Occasionally an accident scenario shows signs of both problems. It may sound extreme, but one way for that to happen is for a flight to begin with one fuel tank essentially empty and the other about to become so.
On August 2, 2017, a Mooney M20K headed out on a short flight from Bartlesville to Skiatook, Oklahoma, for fuel following the aircraft’s release from a repair shop where the exhaust system had been rebuilt.
According to information the 1,000-hour, 56-year-old pilot provided to the NTSB, “he conducted a preflight but did not visually check or measure the fuel in either tank during the preflight, but before flight, he believed the left fuel tank was empty.”
During the runup at 1,800 rpm, the engine had stopped, and “it took a long time to get the engine restarted. Engine would try to start but would not keep running while using boost pump a lot.”
Once the engine had finally started (with battery power running low from all that cranking) the pilot took off, climbed to 2,000 feet msl, and flew around the airport before turning toward Skiatook for fueling.
The pilot recounted, “Upon departure left tank low fuel light was on, right fuel tank light was off and level showed between one-eighth and one-quarter full. Full selector valve was on right fuel tank.”
About seven miles from the destination, the pilot made a position report at about the same time that the low-fuel light for the right tank came on for a few seconds.

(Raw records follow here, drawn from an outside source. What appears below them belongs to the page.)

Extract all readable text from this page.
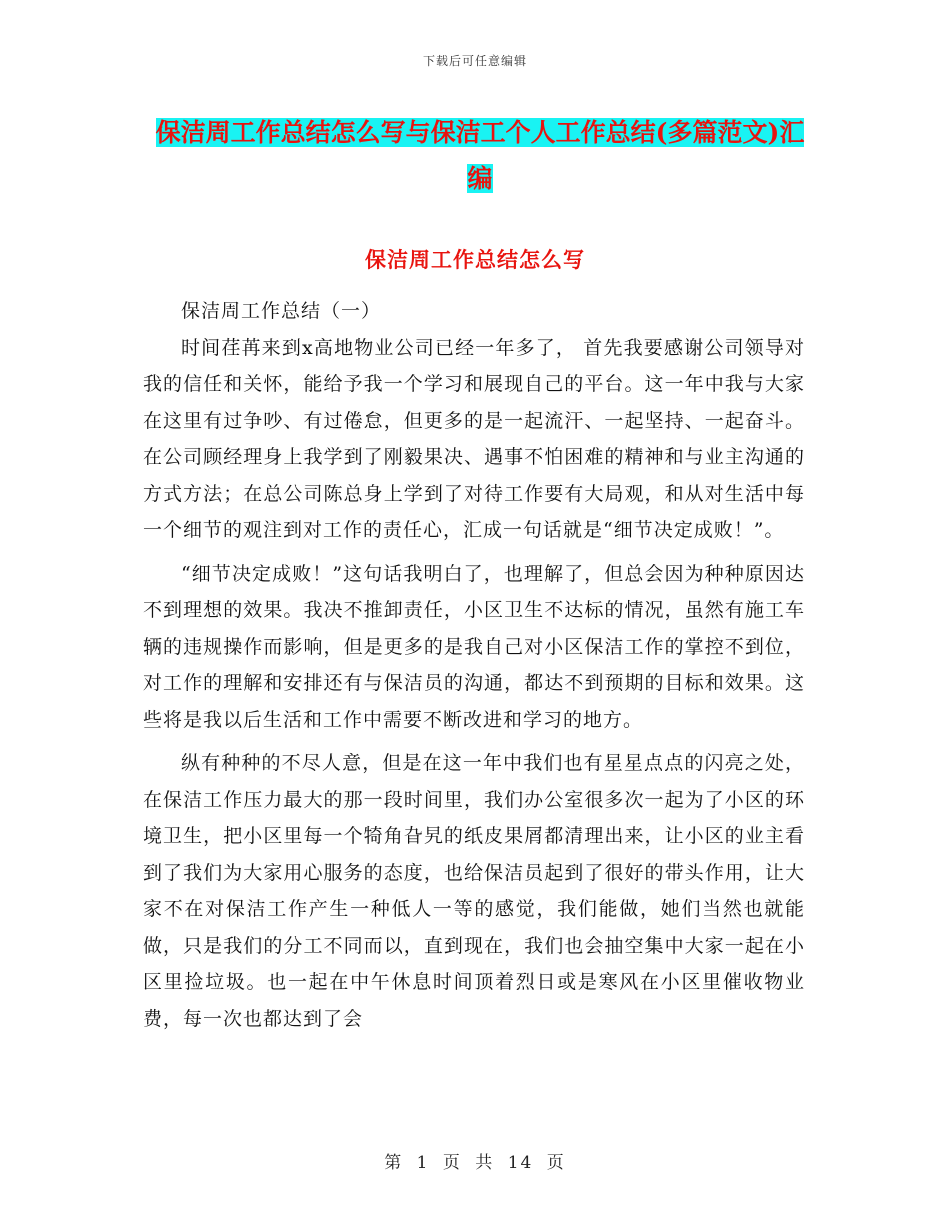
下载后可任意编辑
保洁周工作总结怎么写与保洁工个人工作总结(多篇范文)汇编
保洁周工作总结怎么写

保洁周工作总结（一）

时间荏苒来到x高地物业公司已经一年多了， 首先我要感谢公司领导对我的信任和关怀，能给予我一个学习和展现自己的平台。这一年中我与大家在这里有过争吵、有过倦怠，但更多的是一起流汗、一起坚持、一起奋斗。在公司顾经理身上我学到了刚毅果决、遇事不怕困难的精神和与业主沟通的方式方法；在总公司陈总身上学到了对待工作要有大局观，和从对生活中每一个细节的观注到对工作的责任心，汇成一句话就是“细节决定成败！”。

“细节决定成败！”这句话我明白了，也理解了，但总会因为种种原因达不到理想的效果。我决不推卸责任，小区卫生不达标的情况，虽然有施工车辆的违规操作而影响，但是更多的是我自己对小区保洁工作的掌控不到位，对工作的理解和安排还有与保洁员的沟通，都达不到预期的目标和效果。这些将是我以后生活和工作中需要不断改进和学习的地方。

纵有种种的不尽人意，但是在这一年中我们也有星星点点的闪亮之处，在保洁工作压力最大的那一段时间里，我们办公室很多次一起为了小区的环境卫生，把小区里每一个犄角旮旯的纸皮果屑都清理出来，让小区的业主看到了我们为大家用心服务的态度，也给保洁员起到了很好的带头作用，让大家不在对保洁工作产生一种低人一等的感觉，我们能做，她们当然也就能做，只是我们的分工不同而以，直到现在，我们也会抽空集中大家一起在小区里捡垃圾。也一起在中午休息时间顶着烈日或是寒风在小区里催收物业费，每一次也都达到了会

第 1 页 共 14 页
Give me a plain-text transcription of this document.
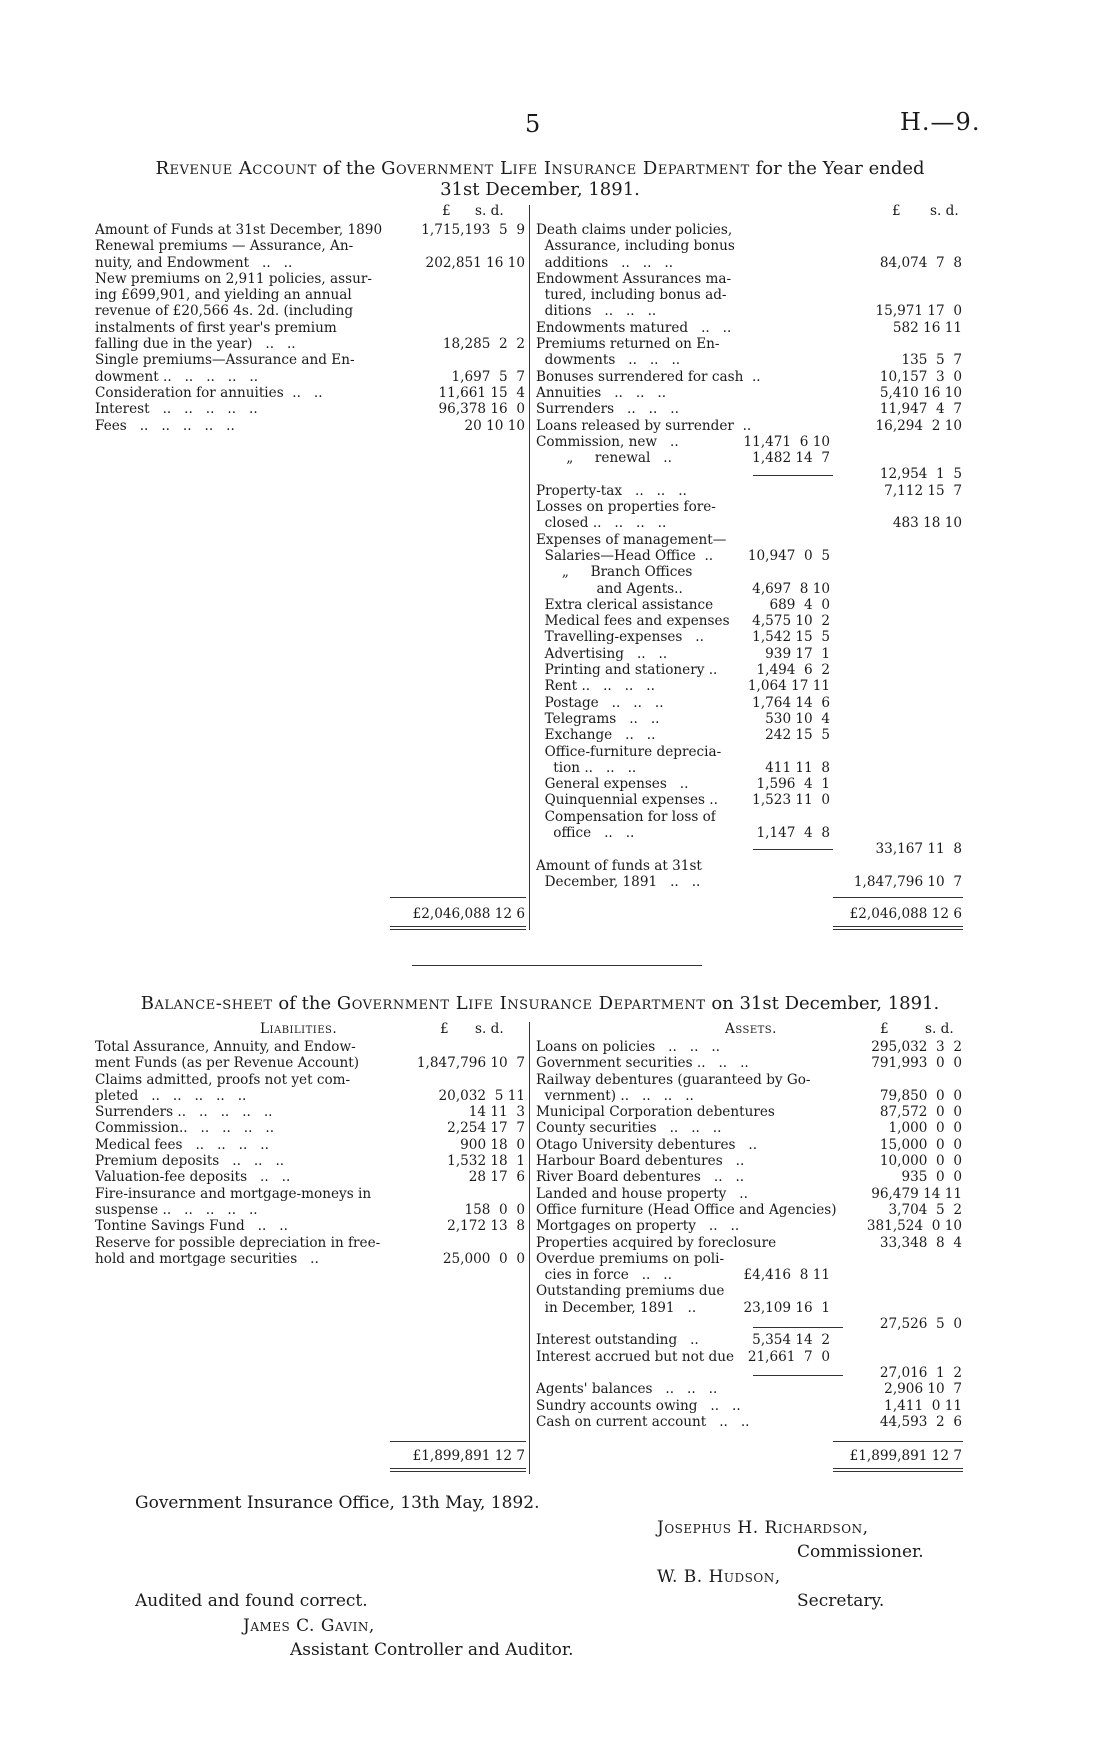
5	H.—9.
Revenue Account of the Government Life Insurance Department for the Year ended
31st December, 1891.
£ s. d.	£ s. d.
Amount of Funds at 31st December, 1890	1,715,193  5  9
Renewal premiums — Assurance, An-
nuity, and Endowment   ..   ..	202,851 16 10
New premiums on 2,911 policies, assur-
ing £699,901, and yielding an annual
revenue of £20,566 4s. 2d. (including
instalments of first year's premium
falling due in the year)   ..   ..	18,285  2  2
Single premiums—Assurance and En-
dowment ..   ..   ..   ..   ..	1,697  5  7
Consideration for annuities  ..   ..	11,661 15  4
Interest   ..   ..   ..   ..   ..	96,378 16  0
Fees   ..   ..   ..   ..   ..	20 10 10
Death claims under policies,
Assurance, including bonus
additions   ..   ..   ..	84,074  7  8
Endowment Assurances ma-
tured, including bonus ad-
ditions   ..   ..   ..	15,971 17  0
Endowments matured   ..   ..	582 16 11
Premiums returned on En-
dowments   ..   ..   ..	135  5  7
Bonuses surrendered for cash  ..	10,157  3  0
Annuities   ..   ..   ..	5,410 16 10
Surrenders   ..   ..   ..	11,947  4  7
Loans released by surrender  ..	16,294  2 10
Commission, new   ..	11,471  6 10
„     renewal   ..	1,482 14  7
12,954  1  5
Property-tax   ..   ..   ..	7,112 15  7
Losses on properties fore-
closed ..   ..   ..   ..	483 18 10
Expenses of management—
Salaries—Head Office  ..	10,947  0  5
„     Branch Offices
and Agents..	4,697  8 10
Extra clerical assistance	689  4  0
Medical fees and expenses 4,575 10  2
Travelling-expenses   ..	1,542 15  5
Advertising   ..   ..	939 17  1
Printing and stationery ..	1,494  6  2
Rent ..   ..   ..   ..	1,064 17 11
Postage   ..   ..   ..	1,764 14  6
Telegrams   ..   ..	530 10  4
Exchange   ..   ..	242 15  5
Office-furniture deprecia-
tion ..   ..   ..	411 11  8
General expenses   ..	1,596  4  1
Quinquennial expenses ..	1,523 11  0
Compensation for loss of
office   ..   ..	1,147  4  8
33,167 11  8
Amount of funds at 31st
December, 1891   ..   ..	1,847,796 10  7
£2,046,088 12 6	£2,046,088 12 6
Balance-sheet of the Government Life Insurance Department on 31st December, 1891.
Liabilities.	£ s. d.	Assets.	£	s. d.
Total Assurance, Annuity, and Endow-
ment Funds (as per Revenue Account)	1,847,796 10  7
Claims admitted, proofs not yet com-
pleted   ..   ..   ..   ..   ..	20,032  5 11
Surrenders ..   ..   ..   ..   ..	14 11  3
Commission..   ..   ..   ..   ..	2,254 17  7
Medical fees   ..   ..   ..   ..	900 18  0
Premium deposits   ..   ..   ..	1,532 18  1
Valuation-fee deposits   ..   ..	28 17  6
Fire-insurance and mortgage-moneys in
suspense ..   ..   ..   ..   ..	158  0  0
Tontine Savings Fund   ..   ..	2,172 13  8
Reserve for possible depreciation in free-
hold and mortgage securities   ..	25,000  0  0
Loans on policies   ..   ..   ..	295,032  3  2
Government securities ..   ..   ..	791,993  0  0
Railway debentures (guaranteed by Go-
vernment) ..   ..   ..   ..	79,850  0  0
Municipal Corporation debentures	87,572  0  0
County securities   ..   ..   ..	1,000  0  0
Otago University debentures   ..	15,000  0  0
Harbour Board debentures   ..	10,000  0  0
River Board debentures   ..   ..	935  0  0
Landed and house property   ..	96,479 14 11
Office furniture (Head Office and Agencies)	3,704  5  2
Mortgages on property   ..   ..	381,524  0 10
Properties acquired by foreclosure	33,348  8  4
Overdue premiums on poli-
cies in force   ..   ..	£4,416  8 11
Outstanding premiums due
in December, 1891   ..	23,109 16  1
27,526  5  0
Interest outstanding   ..	5,354 14  2
Interest accrued but not due 21,661  7  0
27,016  1  2
Agents' balances   ..   ..   ..	2,906 10  7
Sundry accounts owing   ..   ..	1,411  0 11
Cash on current account   ..   ..	44,593  2  6
£1,899,891 12 7	£1,899,891 12 7
Government Insurance Office, 13th May, 1892.
Josephus H. Richardson,
Commissioner.
W. B. Hudson,
Secretary.
Audited and found correct.
James C. Gavin,
Assistant Controller and Auditor.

From there, the flight narrative speaks for itself: “Reported midfield left downwind leg landing Runway 36. Only left low fuel light was on. Deployed retractable gear. Added first notch of flaps. Slowed airplane to 80 knots. Made left base turn and then left final turn with power pulled back to 15 [inches of mercury]. I had the power pulled back because I was a bit high on left base and when I turned final the glidepath altitude looked correct, added power with no response from throttle. Pumped throttle several times with no response from engine. Low altitude getting critical, no power from engine, made slight right turn to avoid upcoming power lines and 133rd Street where several cars were in my sight. Made off-field landing in the only opening in sight, the plane hit in a large yard right side up and came in contact with nothing other than grass turf.”
The pilot’s response to the question on NTSB Form 6120, which seeks a recommendation from the operator/owner about how the event could have been prevented, only noted that the mishap was still under investigation.
The NTSB, however, took the direct approach, stating the accident’s probable cause as, “The pilot’s improper decision to conduct the flight despite the fuel gauges indicating that there was insufficient fuel for the flight, which resulted in the low amount of fuel in the right tank becoming unported during the multiple turns, and his subsequent improper decision to switch to the nearly empty left tank, which led to a loss of engine power due to fuel starvation.”
As for other takeaways about risk, in analyzing general aviation accidents, the AOPA Air Safety Institute’s twenty-sixth Joseph T. Nall Report notes that about two-thirds of accidents associated with fuel management “resulted from flight-planning deficiencies such as inaccurate estimation of fuel requirements or failure to monitor fuel consumption in flight.”
And ASI offered a practical cautionary note confirmed by more than one aspect of the flight described above: “Accidents caused by poor fuel management or hazardous weather are usually preceded by some sort of warning to the pilot. As such, they can be considered failures of flight planning or in-flight decision-making.”